The recent flooding and storm damage brought on by Hurricane Harvey in Texas, is a timely reminder of the need to have a very sound disaster recovery plan for your data centre that has been tested as much as possible, and which anticipates as much as possible what could go wrong in the event of a catastrophe.
Each natural disaster that takes place is a wakeup call for data centre operators around the globe. It is also a timely reminder to the customers of those operators, that even if they have outsourced some of their risk by contracting with a cloud or data centre provider to manage their infrastructure, assuring their data is protected and ICT services are available in the event of a disaster is ultimately their responsibility.
That said – given the magnitude of Hurricane Harvey, the first major hurricane to hit the USA in over 10 years, there were several cases of data centres successfully weathering the storm, despite absolutely devastating conditions.
- Some of the major challenges facing the Texas Data Centre Operators included:-
a. Flooding. Not just the risk to the facility, but the fact that roads were impassable. This raised issues such as access by staff (many of whom either volunteered to stay, or could not get to work or were trapped at work), customers and ultimately fuel deliveries for generators.
- b. Power outages. The biggest challenge is continuous power to the data centre, and the need for backup generators in the event of major power loss. Fuel deliveries could be delayed because of the flooded roads around the facility, despite the fact that many data centre operators have national fuel delivery contracts that put them immediately behind hospitals, first responders and other public safety organisations. Some companies arranged for staff to work from home but residential areas are normally the first to lose power and communications, and few staff have a backup generator at home!
- c. Manpower and Client assistance. One data centre in Texas moved cots, fresh water and food supplies into its facility in anticipation of critical employees being stranded at the facility due to flooded roads. Another facility had showers and washing machines installed for staff and customers being on-site for extended periods. These initiatives proved to be smart moves because of the extended period of the disaster.
- d. Customer liaison and support. The smarter operators continued to monitor and assess the situation and to keep their customers updated on the status of things. Given the unpredictable nature of events, it is important to reassure customers (or stakeholders in the case of in-house facilities) and to ensure they themselves have disaster recovery plans in place for their own local systems.
It is worth remembering that Australia’s ICT Infrastructure has also been hit by significant storm and flood events – in 2010 and 2011 in Melbourne – then in 2012 in Brisbane – each time causing extensive damage to major datacentres and clients.
There is evidence to suggest that such occurrences are likely to multiply.

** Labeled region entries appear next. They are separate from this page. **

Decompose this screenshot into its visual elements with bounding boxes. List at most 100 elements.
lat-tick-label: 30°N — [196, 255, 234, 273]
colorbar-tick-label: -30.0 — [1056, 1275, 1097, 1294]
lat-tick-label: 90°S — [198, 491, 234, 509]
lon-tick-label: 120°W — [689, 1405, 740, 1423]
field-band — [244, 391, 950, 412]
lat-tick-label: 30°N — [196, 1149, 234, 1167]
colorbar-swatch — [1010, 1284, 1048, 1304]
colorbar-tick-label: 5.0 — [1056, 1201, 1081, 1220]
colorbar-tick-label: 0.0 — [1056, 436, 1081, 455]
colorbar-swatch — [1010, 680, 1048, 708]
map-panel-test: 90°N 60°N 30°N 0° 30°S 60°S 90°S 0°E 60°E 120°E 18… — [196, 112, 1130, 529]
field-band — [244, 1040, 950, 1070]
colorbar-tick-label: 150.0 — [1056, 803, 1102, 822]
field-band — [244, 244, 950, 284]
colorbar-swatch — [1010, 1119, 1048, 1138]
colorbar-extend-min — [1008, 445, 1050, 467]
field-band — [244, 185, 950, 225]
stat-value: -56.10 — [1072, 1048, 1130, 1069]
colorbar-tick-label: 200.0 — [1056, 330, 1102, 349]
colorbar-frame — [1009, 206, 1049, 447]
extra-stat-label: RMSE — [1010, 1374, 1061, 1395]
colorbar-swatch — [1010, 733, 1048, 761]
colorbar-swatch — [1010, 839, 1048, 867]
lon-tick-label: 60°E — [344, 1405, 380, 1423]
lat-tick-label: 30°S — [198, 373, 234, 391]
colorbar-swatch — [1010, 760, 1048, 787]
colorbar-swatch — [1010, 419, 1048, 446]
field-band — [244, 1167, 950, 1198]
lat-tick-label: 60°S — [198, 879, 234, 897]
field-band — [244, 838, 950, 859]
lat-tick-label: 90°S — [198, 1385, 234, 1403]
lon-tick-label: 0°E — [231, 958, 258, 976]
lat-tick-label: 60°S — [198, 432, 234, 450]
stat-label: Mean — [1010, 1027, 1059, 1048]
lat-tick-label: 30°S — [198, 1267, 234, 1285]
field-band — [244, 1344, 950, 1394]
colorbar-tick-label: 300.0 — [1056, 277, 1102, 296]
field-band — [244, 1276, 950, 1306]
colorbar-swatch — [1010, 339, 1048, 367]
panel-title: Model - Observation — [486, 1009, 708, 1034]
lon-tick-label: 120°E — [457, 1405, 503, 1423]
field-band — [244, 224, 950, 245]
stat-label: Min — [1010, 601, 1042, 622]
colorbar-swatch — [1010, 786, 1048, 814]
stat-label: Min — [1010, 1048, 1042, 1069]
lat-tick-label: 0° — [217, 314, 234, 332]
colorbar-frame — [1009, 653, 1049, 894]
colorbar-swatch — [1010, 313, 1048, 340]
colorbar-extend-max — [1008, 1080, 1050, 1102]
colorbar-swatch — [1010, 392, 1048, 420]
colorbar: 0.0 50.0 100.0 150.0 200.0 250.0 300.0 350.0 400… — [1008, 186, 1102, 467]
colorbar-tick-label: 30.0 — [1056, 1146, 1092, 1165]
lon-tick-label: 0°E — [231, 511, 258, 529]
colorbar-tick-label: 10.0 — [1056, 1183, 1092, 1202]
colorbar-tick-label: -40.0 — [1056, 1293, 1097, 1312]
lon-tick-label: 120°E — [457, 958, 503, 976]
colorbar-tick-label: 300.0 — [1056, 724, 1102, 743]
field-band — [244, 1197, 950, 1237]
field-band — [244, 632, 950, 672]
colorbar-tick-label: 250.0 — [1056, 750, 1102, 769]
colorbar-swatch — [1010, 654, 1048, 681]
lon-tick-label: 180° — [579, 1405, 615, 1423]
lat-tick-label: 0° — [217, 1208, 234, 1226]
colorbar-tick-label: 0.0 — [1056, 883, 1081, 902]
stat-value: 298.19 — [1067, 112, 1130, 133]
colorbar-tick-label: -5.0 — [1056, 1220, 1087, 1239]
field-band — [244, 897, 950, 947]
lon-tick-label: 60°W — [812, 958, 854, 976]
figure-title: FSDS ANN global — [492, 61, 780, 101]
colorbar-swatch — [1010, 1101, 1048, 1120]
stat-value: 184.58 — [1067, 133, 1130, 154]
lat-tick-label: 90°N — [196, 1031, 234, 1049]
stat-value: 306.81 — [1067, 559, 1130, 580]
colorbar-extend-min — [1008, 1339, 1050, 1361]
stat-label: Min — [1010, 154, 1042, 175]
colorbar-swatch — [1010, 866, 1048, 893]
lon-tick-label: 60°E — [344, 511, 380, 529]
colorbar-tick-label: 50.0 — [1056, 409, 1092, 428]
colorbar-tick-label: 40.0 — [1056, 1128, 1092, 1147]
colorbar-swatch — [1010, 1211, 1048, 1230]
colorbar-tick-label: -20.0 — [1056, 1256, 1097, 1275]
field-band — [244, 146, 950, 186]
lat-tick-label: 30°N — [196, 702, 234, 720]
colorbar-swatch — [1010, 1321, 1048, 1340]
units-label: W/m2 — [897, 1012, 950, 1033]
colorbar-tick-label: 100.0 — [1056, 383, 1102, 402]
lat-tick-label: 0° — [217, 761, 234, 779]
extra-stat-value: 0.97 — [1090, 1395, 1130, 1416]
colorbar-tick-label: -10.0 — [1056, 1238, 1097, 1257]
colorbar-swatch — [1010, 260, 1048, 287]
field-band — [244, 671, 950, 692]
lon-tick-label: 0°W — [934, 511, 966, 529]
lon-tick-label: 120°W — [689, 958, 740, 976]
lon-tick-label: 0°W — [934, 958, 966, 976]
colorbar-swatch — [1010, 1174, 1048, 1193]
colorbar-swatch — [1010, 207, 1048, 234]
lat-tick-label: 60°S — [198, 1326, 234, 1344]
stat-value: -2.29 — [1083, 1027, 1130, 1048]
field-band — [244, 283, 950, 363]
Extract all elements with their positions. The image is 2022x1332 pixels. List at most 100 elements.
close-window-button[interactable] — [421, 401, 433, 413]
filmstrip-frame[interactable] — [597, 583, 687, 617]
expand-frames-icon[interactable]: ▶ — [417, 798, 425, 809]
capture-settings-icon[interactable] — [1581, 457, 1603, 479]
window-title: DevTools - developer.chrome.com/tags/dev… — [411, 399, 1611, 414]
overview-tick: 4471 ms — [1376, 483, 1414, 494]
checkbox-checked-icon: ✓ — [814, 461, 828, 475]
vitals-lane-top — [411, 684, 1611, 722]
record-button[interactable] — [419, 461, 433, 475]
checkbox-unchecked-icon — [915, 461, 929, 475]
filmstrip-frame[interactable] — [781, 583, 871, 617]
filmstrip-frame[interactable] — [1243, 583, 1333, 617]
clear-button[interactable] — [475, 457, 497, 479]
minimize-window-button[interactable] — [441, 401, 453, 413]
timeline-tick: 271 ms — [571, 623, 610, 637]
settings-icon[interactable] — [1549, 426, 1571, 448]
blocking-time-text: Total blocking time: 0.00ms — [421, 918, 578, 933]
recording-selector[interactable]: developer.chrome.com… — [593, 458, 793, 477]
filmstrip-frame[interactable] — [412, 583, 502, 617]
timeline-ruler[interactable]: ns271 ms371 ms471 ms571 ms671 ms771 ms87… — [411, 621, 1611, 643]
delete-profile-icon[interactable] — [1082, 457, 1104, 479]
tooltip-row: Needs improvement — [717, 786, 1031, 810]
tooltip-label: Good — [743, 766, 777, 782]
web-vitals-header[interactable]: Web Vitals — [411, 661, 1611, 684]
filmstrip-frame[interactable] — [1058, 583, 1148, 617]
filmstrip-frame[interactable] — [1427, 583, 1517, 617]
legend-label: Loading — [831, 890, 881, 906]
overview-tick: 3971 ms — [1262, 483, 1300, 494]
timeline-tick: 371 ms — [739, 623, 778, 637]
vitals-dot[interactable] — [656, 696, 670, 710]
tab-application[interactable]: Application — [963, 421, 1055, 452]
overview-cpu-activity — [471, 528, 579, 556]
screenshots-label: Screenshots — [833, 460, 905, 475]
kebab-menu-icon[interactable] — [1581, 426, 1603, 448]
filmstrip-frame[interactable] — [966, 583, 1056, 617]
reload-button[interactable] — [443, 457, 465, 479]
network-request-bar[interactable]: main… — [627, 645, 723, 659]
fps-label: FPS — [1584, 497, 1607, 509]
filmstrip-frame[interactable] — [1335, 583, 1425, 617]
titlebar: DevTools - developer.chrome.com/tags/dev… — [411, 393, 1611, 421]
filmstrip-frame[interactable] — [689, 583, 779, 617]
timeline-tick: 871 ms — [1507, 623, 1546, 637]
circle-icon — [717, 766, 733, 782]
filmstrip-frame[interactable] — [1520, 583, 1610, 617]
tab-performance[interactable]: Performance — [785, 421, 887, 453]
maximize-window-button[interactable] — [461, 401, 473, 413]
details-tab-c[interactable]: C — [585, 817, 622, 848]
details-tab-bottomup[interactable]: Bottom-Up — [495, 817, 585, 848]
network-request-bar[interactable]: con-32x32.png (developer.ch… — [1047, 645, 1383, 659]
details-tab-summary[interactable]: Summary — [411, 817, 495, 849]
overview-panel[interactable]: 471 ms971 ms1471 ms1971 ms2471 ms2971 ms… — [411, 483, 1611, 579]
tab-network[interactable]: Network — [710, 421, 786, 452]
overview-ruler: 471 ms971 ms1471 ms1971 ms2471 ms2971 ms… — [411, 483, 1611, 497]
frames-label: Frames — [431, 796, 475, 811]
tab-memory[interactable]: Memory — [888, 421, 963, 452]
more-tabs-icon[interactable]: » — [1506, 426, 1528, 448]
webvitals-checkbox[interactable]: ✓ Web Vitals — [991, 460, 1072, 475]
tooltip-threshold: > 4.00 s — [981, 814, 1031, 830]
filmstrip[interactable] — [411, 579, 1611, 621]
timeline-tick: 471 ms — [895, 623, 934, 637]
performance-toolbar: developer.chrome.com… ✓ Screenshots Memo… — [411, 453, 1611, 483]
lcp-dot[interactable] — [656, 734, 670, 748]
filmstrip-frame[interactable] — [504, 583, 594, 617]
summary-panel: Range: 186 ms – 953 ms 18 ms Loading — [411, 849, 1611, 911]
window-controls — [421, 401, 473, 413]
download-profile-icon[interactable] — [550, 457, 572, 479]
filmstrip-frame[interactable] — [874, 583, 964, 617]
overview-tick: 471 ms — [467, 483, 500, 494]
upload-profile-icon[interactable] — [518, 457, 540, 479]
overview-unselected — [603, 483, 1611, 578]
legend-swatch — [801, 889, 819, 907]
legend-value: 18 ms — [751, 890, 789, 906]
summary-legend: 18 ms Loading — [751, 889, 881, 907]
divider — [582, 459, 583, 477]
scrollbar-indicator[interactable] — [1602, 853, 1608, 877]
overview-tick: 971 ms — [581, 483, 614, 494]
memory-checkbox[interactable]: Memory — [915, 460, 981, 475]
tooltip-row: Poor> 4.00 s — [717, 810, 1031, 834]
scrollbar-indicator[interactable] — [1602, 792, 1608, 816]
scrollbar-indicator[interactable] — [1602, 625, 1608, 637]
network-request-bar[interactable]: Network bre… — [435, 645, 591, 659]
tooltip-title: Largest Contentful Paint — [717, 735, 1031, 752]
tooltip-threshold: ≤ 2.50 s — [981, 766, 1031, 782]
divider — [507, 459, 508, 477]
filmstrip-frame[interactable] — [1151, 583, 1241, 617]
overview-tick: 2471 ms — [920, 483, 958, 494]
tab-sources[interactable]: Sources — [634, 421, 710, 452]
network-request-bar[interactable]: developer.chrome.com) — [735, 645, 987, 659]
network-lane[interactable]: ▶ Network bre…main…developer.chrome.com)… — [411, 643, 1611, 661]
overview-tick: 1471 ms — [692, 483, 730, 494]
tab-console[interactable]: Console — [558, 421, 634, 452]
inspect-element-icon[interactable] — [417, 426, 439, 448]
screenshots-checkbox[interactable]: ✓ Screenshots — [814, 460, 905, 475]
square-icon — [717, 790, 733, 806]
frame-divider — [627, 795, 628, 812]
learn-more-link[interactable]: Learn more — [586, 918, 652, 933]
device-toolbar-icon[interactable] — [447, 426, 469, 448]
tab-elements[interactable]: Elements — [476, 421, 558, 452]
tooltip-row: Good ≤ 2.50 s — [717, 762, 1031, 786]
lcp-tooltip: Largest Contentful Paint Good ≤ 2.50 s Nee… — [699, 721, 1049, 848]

A recent UK climate change report highlighted the potential risks to British Infrastructure – noting that flooding as a result of changes in weather patterns and increased rainfall poses the greatest risk of all, despite redundancy measures taken by the ICT industry.
The bottom line for Australian data centres, whether in-house, colocation, or cloud based – is the need for robust, redundant, regularly tested systems, and a well- structured and prepared disaster recovery plan, able to be implemented in the event of flooding or (in Australia particularly) bushfire.
The lessons from Texas are that, even though the facility itself may not be in direct danger from a catastrophic event, the reliance on support structures including staff, roads, supply chain challenges, are critical. Almost all data centre operators assume short term chaos, but if roads and other infrastructure remain affected for an extended period, as has happened in Texas, everyone needs to anticipate and have a “PLAN B”.